Construção Promotor GOI Pf-evo41/HPPR- pCPE825 CsVMV/PhA748abc RNAi pJPL0046 CsVMV Pf-evo41 pBay00711 CsVMV/Ph4A748abc Pf-evo41Construction GOI Promoter Pf-evo41 / HPPR- pCPE825 CsVMV / PhA748abc RNAi pJPL0046 CsVMV Pf-evo41 pBay00711 CsVMV / Ph4A748abc Pf-evo41

[0299] As classificações de dano para os eventos T0 após o tratamento de NOC115 são apresentadas na Figura 7. A classificação mediana de dano para os transformantes pCPE825 é de cerca de 15. Por outro lado, nos controles, que foram transformados com uma construção (pBay00711) idêntica ao pCPE825, exceto por não conter a RNAi, a taxa mediana de dano é de cerca de 40. Assim, o silenciamento dos genes putativos de HPPR resultou em um aumento significativo na tolerância ao NOC115.[0299] The damage ratings for T0 events after NOC115 treatment are shown in Figure 7. The median damage rating for pCPE825 transformers is about 15. On the other hand, in the controls, which have been transformed with a construction (pBay00711) identical to pCPE825, except that it does not contain RNAi, the median damage rate is around 40. Thus, the silencing of putative HPPR genes resulted in a significant increase in tolerance to NOC115.

[0300] Resultados semelhantes são vistos em comparação com plantas de soja transformadas com uma única construção Pf-HPPD-evo41 (pJPL0046) acionada por um promotor diferente (CsVMV) sem o cassete de RNAi. Para os transformantes pJPL0046, a taxa mediana de dano é de cerca de[0300] Similar results are seen compared to soybean plants transformed with a single Pf-HPPD-evo41 construct (pJPL0046) driven by a different promoter (CsVMV) without the RNAi cassette. For pJPL0046 transformers, the median damage rate is about

20.20.

[0301] Os dados T0 acima mostram um aprimoramento significativo na tolerância ao pesticida inibidor de HPPD, NOC115, inibindo a expressão de dois genes putativos de HPPR.[0301] The T0 data above shows a significant improvement in tolerance to the HPPD-inhibiting pesticide, NOC115, inhibiting the expression of two putative HPPR genes.

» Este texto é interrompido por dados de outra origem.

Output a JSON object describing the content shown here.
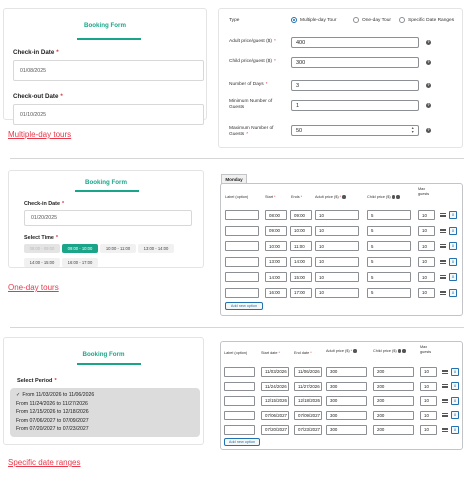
{
  "section1": {
    "form_title": "Booking Form",
    "checkin_label": "Check-in Date",
    "checkin_value": "01/08/2025",
    "checkout_label": "Check-out Date",
    "checkout_value": "01/10/2025",
    "caption": "Multiple-day tours",
    "settings": {
      "type_label": "Type",
      "type_options": [
        "Multiple-day Tour",
        "One-day Tour",
        "Specific Date Ranges"
      ],
      "adult_label": "Adult price/guest ($)",
      "adult_value": "400",
      "child_label": "Child price/guest ($)",
      "child_value": "300",
      "days_label": "Number of Days",
      "days_value": "3",
      "min_label": "Minimum Number of Guests",
      "min_value": "1",
      "max_label": "Maximum Number of Guests",
      "max_value": "50"
    }
  },
  "section2": {
    "form_title": "Booking Form",
    "checkin_label": "Check-in Date",
    "checkin_value": "01/20/2025",
    "select_time_label": "Select Time",
    "time_slots": [
      "08:00 - 09:00",
      "09:00 - 10:00",
      "10:00 - 11:00",
      "13:00 - 14:00",
      "14:00 - 15:00",
      "16:00 - 17:00"
    ],
    "caption": "One-day tours",
    "tab_label": "Monday",
    "headers": {
      "label": "Label (option)",
      "start": "Start",
      "end": "Ends",
      "adult": "Adult price ($)",
      "child": "Child price ($)",
      "max": "Max guests"
    },
    "rows": [
      {
        "start": "08:00",
        "end": "09:00",
        "adult": "10",
        "child": "5",
        "max": "10"
      },
      {
        "start": "09:00",
        "end": "10:00",
        "adult": "10",
        "child": "5",
        "max": "10"
      },
      {
        "start": "10:00",
        "end": "11:00",
        "adult": "10",
        "child": "5",
        "max": "10"
      },
      {
        "start": "13:00",
        "end": "14:00",
        "adult": "10",
        "child": "5",
        "max": "10"
      },
      {
        "start": "14:00",
        "end": "15:00",
        "adult": "10",
        "child": "5",
        "max": "10"
      },
      {
        "start": "16:00",
        "end": "17:00",
        "adult": "10",
        "child": "5",
        "max": "10"
      }
    ],
    "add_button": "Add new option",
    "remove_glyph": "x"
  },
  "section3": {
    "form_title": "Booking Form",
    "select_period_label": "Select Period",
    "periods": [
      "From 11/03/2026 to 11/06/2026",
      "From 11/24/2026 to 11/27/2026",
      "From 12/15/2026 to 12/18/2026",
      "From 07/06/2027 to 07/09/2027",
      "From 07/20/2027 to 07/23/2027"
    ],
    "caption": "Specific date ranges",
    "headers": {
      "label": "Label (option)",
      "start": "Start date",
      "end": "End date",
      "adult": "Adult price ($)",
      "child": "Child price ($)",
      "max": "Max guests"
    },
    "rows": [
      {
        "start": "11/03/2026",
        "end": "11/06/2026",
        "adult": "300",
        "child": "200",
        "max": "10"
      },
      {
        "start": "11/24/2026",
        "end": "11/27/2026",
        "adult": "300",
        "child": "200",
        "max": "10"
      },
      {
        "start": "12/15/2026",
        "end": "12/18/2026",
        "adult": "300",
        "child": "200",
        "max": "10"
      },
      {
        "start": "07/06/2027",
        "end": "07/09/2027",
        "adult": "300",
        "child": "200",
        "max": "10"
      },
      {
        "start": "07/20/2027",
        "end": "07/23/2027",
        "adult": "300",
        "child": "200",
        "max": "10"
      }
    ],
    "add_button": "Add new option",
    "remove_glyph": "x"
  },
  "colors": {
    "accent": "#1aa58a",
    "caption": "#e8394a",
    "required": "#d9363e",
    "wp_blue": "#2271b1"
  }
}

[0302] Esses dados foram confirmados em um teste de campo da geração T1. Das construções testadas em Porto Rico, o pMLS0519 (Pf-[0302] These data were confirmed in a T1 generation field test. Of the constructions tested in Puerto Rico, pMLS0519 (Pf-

KGEPHSVV; construção de cassete único que codifica um mutante aprimorado de Pseudomonas HPPD) e o pCPE825 (Pf-Evo41 + HPPR RNAi) foram os mais eficazes em fornecer boa tolerância ao isoxaflutol (IFT) e NOC115.KGEPHSVV; construction of a single cassette encoding an enhanced Pseudomonas HPPD mutant) and pCPE825 (Pf-Evo41 + HPPR RNAi) were the most effective in providing good tolerance to isoxaflutol (IFT) and NOC115.

[0303] Todas as publicações e pedidos de patente mencionados no relatório descritivo são indicativos do nível de técnica dos versados na técnica a quem esta invenção pertence. Todas as publicações e pedidos de patente são incorporados neste documento a título de referência na mesma proporção como se cada publicação ou pedido de patente individual fosse indicado de maneira específica e individual para ser incorporado a título de referência.[0303] All publications and patent applications mentioned in the specification are indicative of the level of technique of those skilled in the art to which this invention belongs. All publications and patent applications are incorporated into this document as a reference in the same proportion as if each individual publication or patent application were indicated in a specific and individual way to be incorporated by reference.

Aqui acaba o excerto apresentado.